In the wake of the Ten Commandments cases, how should an honest lower court judge — or government official — apply to decide whether some government speech that has a religious flavor violates (or would violate) the Establishment Clause?
(1) Apply the endorsement test, on the theory that the majority in Allegheny v. ACLU endorsed it, and that it therefore represents the most recent majority view on the subject.
(2) Determine whether the government speech is likely to prove religiously divisive, as Justice Breyer’s controlling opinion in Van Orden v. Texas suggests — or, if the issue is whether to remove a display, whether the removal of the display is likely to prove more or less divisive than retaining the display.
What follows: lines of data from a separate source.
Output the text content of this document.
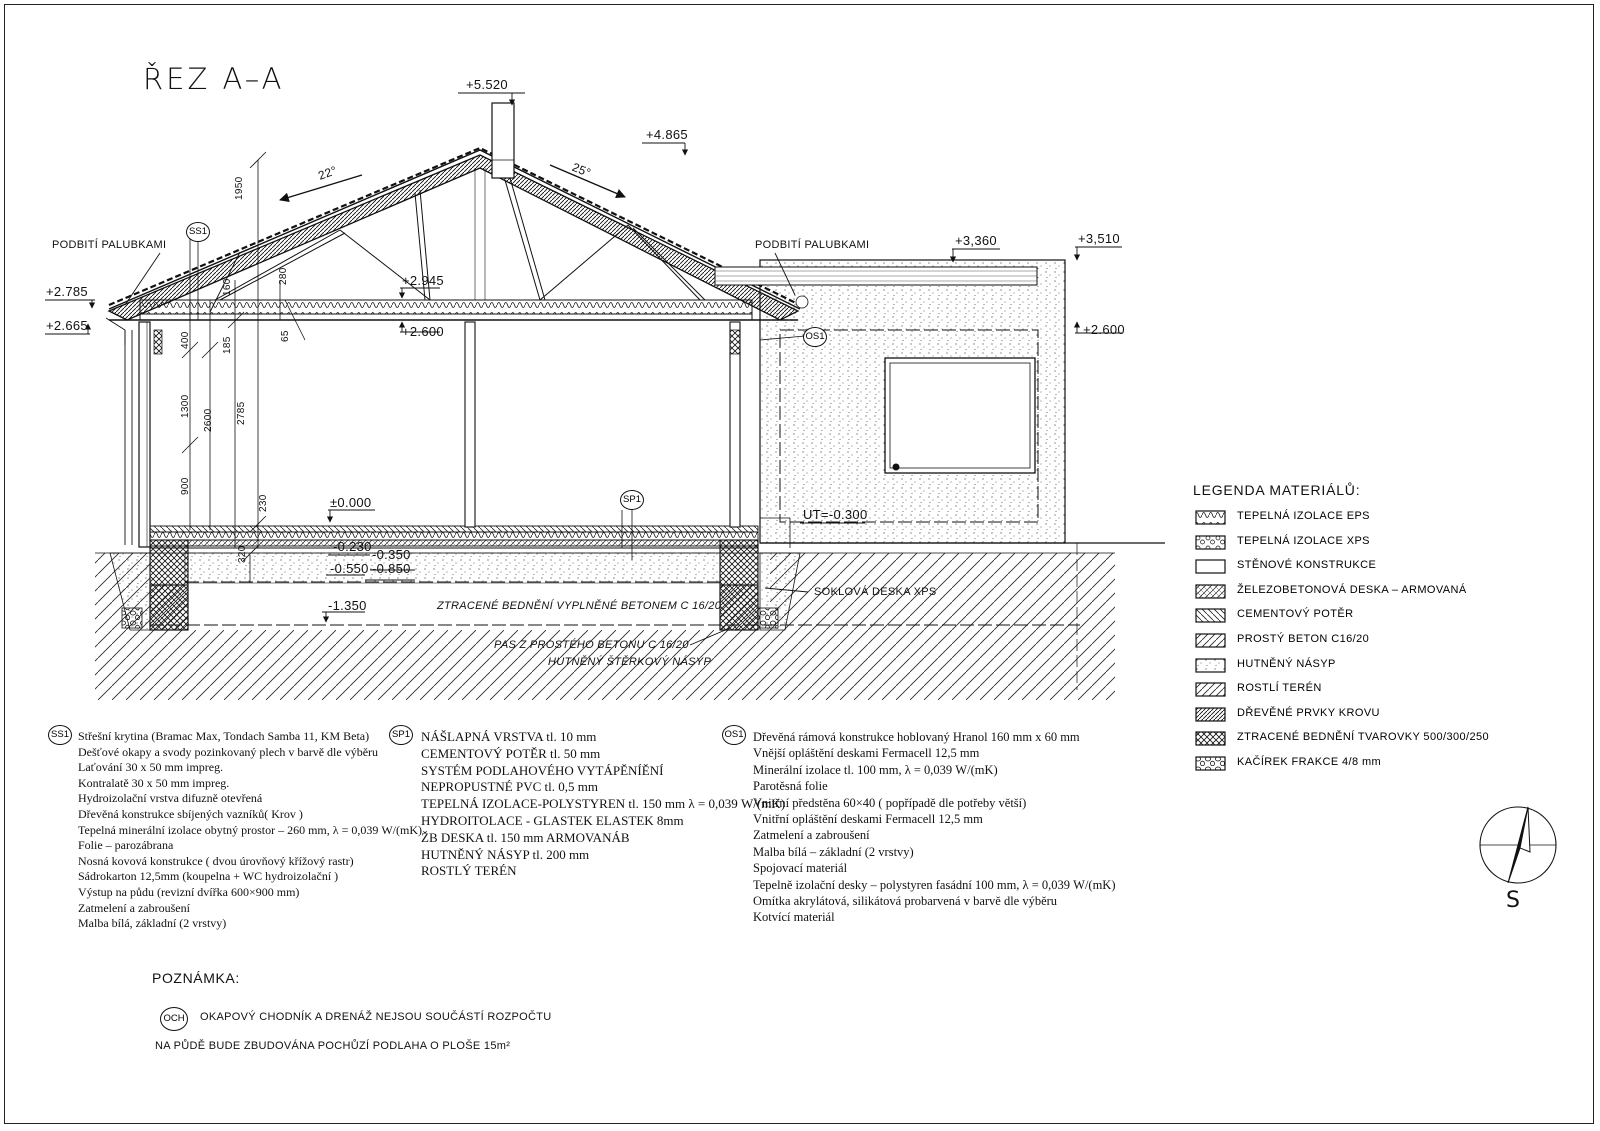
ŘEZ A–A	+5.520
+4.865
+2.945
+2.600
+2.785
+2.665
+3,360	+3,510
+2.600
±0.000
UT=-0.300
-0.230
-0.350
-0.550 -0.850
-1.350
22°	25°
1950
160
280
400	185
65
1300
2600 2785
900
230
320
PODBITÍ PALUBKAMI	PODBITÍ PALUBKAMI
ZTRACENÉ BEDNĚNÍ VYPLNĚNÉ BETONEM C 16/20
SOKLOVÁ DESKA XPS
PAS Z PROSTÉHO BETONU C 16/20
HUTNĚNÝ ŠTĚRKOVÝ NÁSYP
SS1
SP1
OS1
LEGENDA MATERIÁLŮ:
TEPELNÁ IZOLACE EPS
TEPELNÁ IZOLACE XPS
STĚNOVÉ KONSTRUKCE
ŽELEZOBETONOVÁ DESKA – ARMOVANÁ
CEMENTOVÝ POTĚR
PROSTÝ BETON C16/20
HUTNĚNÝ NÁSYP
ROSTLÍ TERÉN
DŘEVĚNÉ PRVKY KROVU
ZTRACENÉ BEDNĚNÍ TVAROVKY 500/300/250
KAČÍREK FRAKCE 4/8 mm
SS1	SP1	OS1
Střešní krytina (Bramac Max, Tondach Samba 11, KM Beta)
Dešťové okapy a svody pozinkovaný plech v barvě dle výběru
Laťování 30 x 50 mm impreg.
Kontralatě 30 x 50 mm impreg.
Hydroizolační vrstva difuzně otevřená
Dřevěná konstrukce sbíjených vazníků( Krov )
Tepelná minerální izolace obytný prostor – 260 mm, λ = 0,039 W/(mK)
Folie – parozábrana
Nosná kovová konstrukce ( dvou úrovňový křížový rastr)
Sádrokarton 12,5mm (koupelna + WC hydroizolační )
Výstup na půdu (revizní dvířka 600×900 mm)
Zatmelení a zabroušení
Malba bílá, základní (2 vrstvy)
NÁŠLAPNÁ VRSTVA tl. 10 mm
CEMENTOVÝ POTĚR tl. 50 mm
SYSTÉM PODLAHOVÉHO VYTÁPĚNÍĚNÍ
NEPROPUSTNÉ PVC tl. 0,5 mm
TEPELNÁ IZOLACE-POLYSTYREN tl. 150 mm λ = 0,039 W/(mK)
HYDROITOLACE - GLASTEK ELASTEK 8mm
ŽB DESKA tl. 150 mm ARMOVANÁB
HUTNĚNÝ NÁSYP tl. 200 mm
ROSTLÝ TERÉN
Dřevěná rámová konstrukce hoblovaný Hranol 160 mm x 60 mm
Vnější opláštění deskami Fermacell 12,5 mm
Minerální izolace tl. 100 mm, λ = 0,039 W/(mK)
Parotěsná folie
Vnitřní předstěna 60×40 ( popřípadě dle potřeby větší)
Vnitřní opláštění deskami Fermacell 12,5 mm
Zatmelení a zabroušení
Malba bílá – základní (2 vrstvy)
Spojovací materiál
Tepelně izolační desky – polystyren fasádní 100 mm, λ = 0,039 W/(mK)
Omítka akrylátová, silikátová probarvená v barvě dle výběru
Kotvící materiál
POZNÁMKA:
OCH	OKAPOVÝ CHODNÍK A DRENÁŽ NEJSOU SOUČÁSTÍ ROZPOČTU
NA PŮDĚ BUDE ZBUDOVÁNA POCHŮZÍ PODLAHA O PLOŠE 15m²
S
(3) Apply “legal judgment,” for which there can be “no test-related substitute,” also following Justice Breyer.
(4) Something else.
I’m genuinely curious what the legal answer should be here. After all, many government officials (maybe not all, but many) genuinely want to follow the law. They may even realize that they can get sued (or, if they’re judges, that their decisions will be appealed) no matter what they do, and that they can’t be sure how the case will come out. But they’d like to do what the law requires. What, though, is the law now, following the splintered opinion in Van Orden?
I’d love to see some serious responses (rather than jokes, rants, or fulminations). Also, let’s avoid in the comments to this post express criticisms of the Supreme Court’s decision or its broader caselaw: Rather, let’s see what the caselaw requires, and then each of us can use that as a means of evaluating that caselaw.